Jade chose an African olive tree across the game trail and tied the wire around its trunk. Then she ran the thin strand a few inches above the ground to her stinkwood tree blind, passed it under a spool that she’d staked into the ground, and tossed the rest of the coil up to Beverly.
“Does this end go to that little switch?” Beverly asked.
Jade scrambled back up the tree using a rope ladder and reached a hand up for Avery’s assistance. “That’s correct,” she answered as she swung a leg over a floorboard.
Avery lowered his rifle and studied the setup. “I see. Rather ingenious actually. I wondered how you planned to take a photograph in the dark without being here.”
“Hopefully this switch at the battery will set off the magnesium flash powder in that pan at the same time as the shutter is released,” Jade explained. She gingerly slipped a nooselike piece of wire over the shutter release.
“But won’t the elephant, or whatever strolls by, just pull the whole contraption out of the tree?” asked Beverly.
“I’ve anchored the camera down with clamps. The trip wire is close enough to the ground to be stepped on, but if an animal did snag a foot on it, the wire is so thin, it should snap as soon as it pulls any farther than I’ve allowed.” Jade stepped back and examined her work. “At least under the weight of an elephant,” she added. “I’m counting on smaller animals missing it entirely. Just keep your fingers crossed and pray I’ve set the focal plane correctly.” Jade fussed with a rubberized hood that covered most of the camera. “I’m more concerned with moisture on my lens than anything.”
“The long rains aren’t due for another month at least,” Avery reminded her.
“That doesn’t stop the fog every morning,” Jade replied as she gave a final tug to the hood.
At the instant she leaned down, something whizzed a few feet above her head, the sound punctuated by the crack of a distant rifle.
“Thunder and blazes!” exclaimed Jade.
She dropped the pack, snatched up her Winchester, and bolted for the rope ladder as more reports exploded in the distance.
“Jade!” yelled Beverly as she grabbed her friend’s sleeve. “Where do you think you’re going?”
“Let go, Bev,” Jade said, her voice low and husky with anger.
“No! Avery, help me hold Jade.”
Avery grabbed for Jade’s right arm, pulling his head back to avoid being clobbered by a rifle butt when she tried to swing free of his grip.
“Blast it, you two,” Jade snapped. “Let me go. Someone’s shooting at us.”
“We’re not letting go,” retorted Beverly, “until you settle down and act like a rational human instead of a wound-crazed buffalo.”

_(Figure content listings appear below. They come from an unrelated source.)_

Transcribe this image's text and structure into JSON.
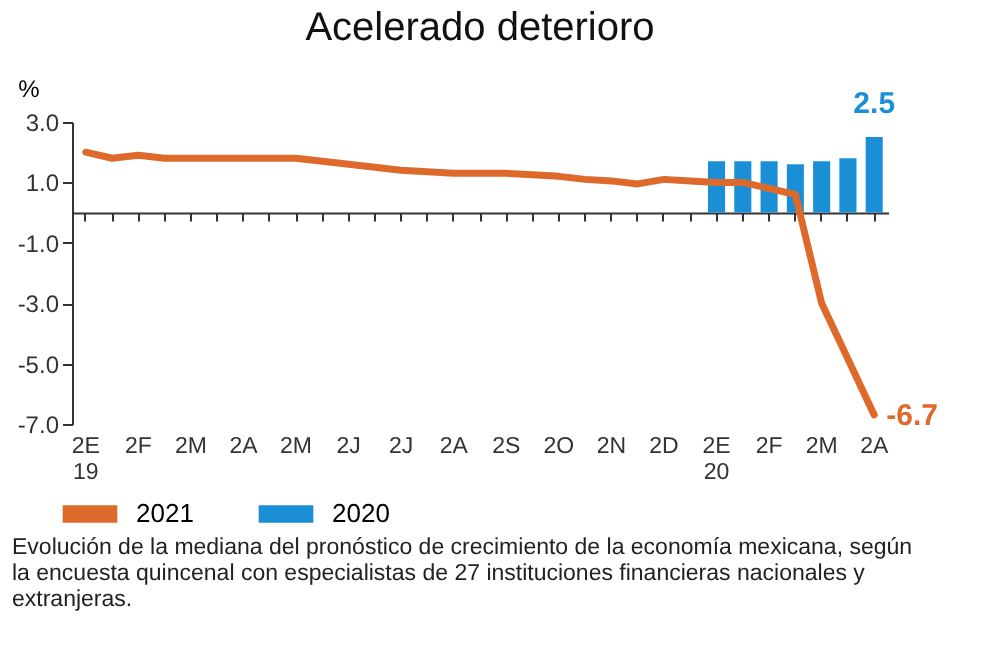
{
  "chart_data": {
    "type": "line",
    "title": "Acelerado deterioro",
    "ylabel": "%",
    "categories": [
      "2E\n19",
      null,
      "2F",
      null,
      "2M",
      null,
      "2A",
      null,
      "2M",
      null,
      "2J",
      null,
      "2J",
      null,
      "2A",
      null,
      "2S",
      null,
      "2O",
      null,
      "2N",
      null,
      "2D",
      null,
      "2E\n20",
      null,
      "2F",
      null,
      "2M",
      null,
      "2A"
    ],
    "series": [
      {
        "name": "2021",
        "color": "#dd6a2a",
        "values": [
          2.0,
          1.8,
          1.9,
          1.8,
          1.8,
          1.8,
          1.8,
          1.8,
          1.8,
          1.7,
          1.6,
          1.5,
          1.4,
          1.35,
          1.3,
          1.3,
          1.3,
          1.25,
          1.2,
          1.1,
          1.05,
          0.95,
          1.1,
          1.05,
          1.0,
          1.0,
          0.8,
          0.6,
          -3.0,
          -4.85,
          -6.7
        ],
        "value_labels": [
          null,
          null,
          null,
          null,
          null,
          null,
          null,
          null,
          null,
          null,
          null,
          null,
          null,
          null,
          null,
          null,
          null,
          null,
          null,
          null,
          null,
          null,
          null,
          null,
          null,
          null,
          null,
          null,
          null,
          null,
          "-6.7"
        ]
      },
      {
        "name": "2020",
        "type": "bar",
        "color": "#1b8fd6",
        "values": [
          null,
          null,
          null,
          null,
          null,
          null,
          null,
          null,
          null,
          null,
          null,
          null,
          null,
          null,
          null,
          null,
          null,
          null,
          null,
          null,
          null,
          null,
          null,
          null,
          1.7,
          1.7,
          1.7,
          1.6,
          1.7,
          1.8,
          2.5
        ],
        "value_labels": [
          null,
          null,
          null,
          null,
          null,
          null,
          null,
          null,
          null,
          null,
          null,
          null,
          null,
          null,
          null,
          null,
          null,
          null,
          null,
          null,
          null,
          null,
          null,
          null,
          null,
          null,
          null,
          null,
          null,
          null,
          "2.5"
        ]
      }
    ],
    "ylim": [
      -7,
      3
    ],
    "yticks": [
      {
        "value": 3,
        "label": "3.0"
      },
      {
        "value": 1,
        "label": "1.0"
      },
      {
        "value": -1,
        "label": "-1.0"
      },
      {
        "value": -3,
        "label": "-3.0"
      },
      {
        "value": -5,
        "label": "-5.0"
      },
      {
        "value": -7,
        "label": "-7.0"
      }
    ],
    "grid": false,
    "legend": "bottom",
    "annotations": [
      "Evolución de la mediana del pronóstico de crecimiento de la economía mexicana, según la encuesta quincenal con especialistas de 27 instituciones financieras nacionales y extranjeras."
    ]
  }
}
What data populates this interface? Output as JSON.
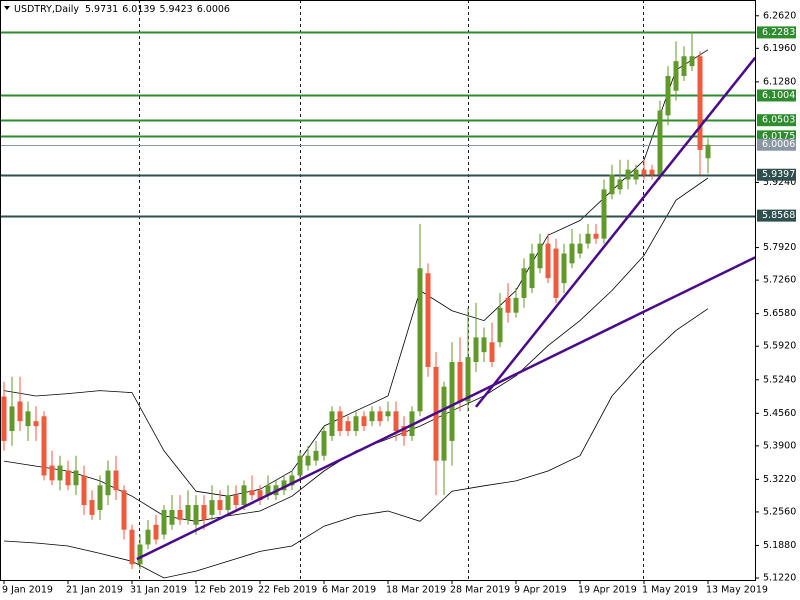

When Jade didn’t immediately agree, Avery added, “I have rope if I need it, Jade. Be reasonable. Much as you may enjoy it, you cannot go off into the forest and pummel someone.”
Jade exhaled with a tremendous sigh, her shoulders sagging as she admitted defeat. “All right. I promise. But,” she added as her friends released her, “they better hope I don’t find them.”
Beverly behaved more stoically. “Settle yourself, Simba Jike. We don’t have a game permit for shooting nearsighted hunters.”
“You don’t need a permit to shoot hyena, jackal, or jackass,” countered Jade. “If I hadn’t bent over at just that moment, that bullet might have gone through me rather than the tree. Worse yet, it nearly hit my newest Graflex. People heal up, but a shot like that would be fatal to a camera.”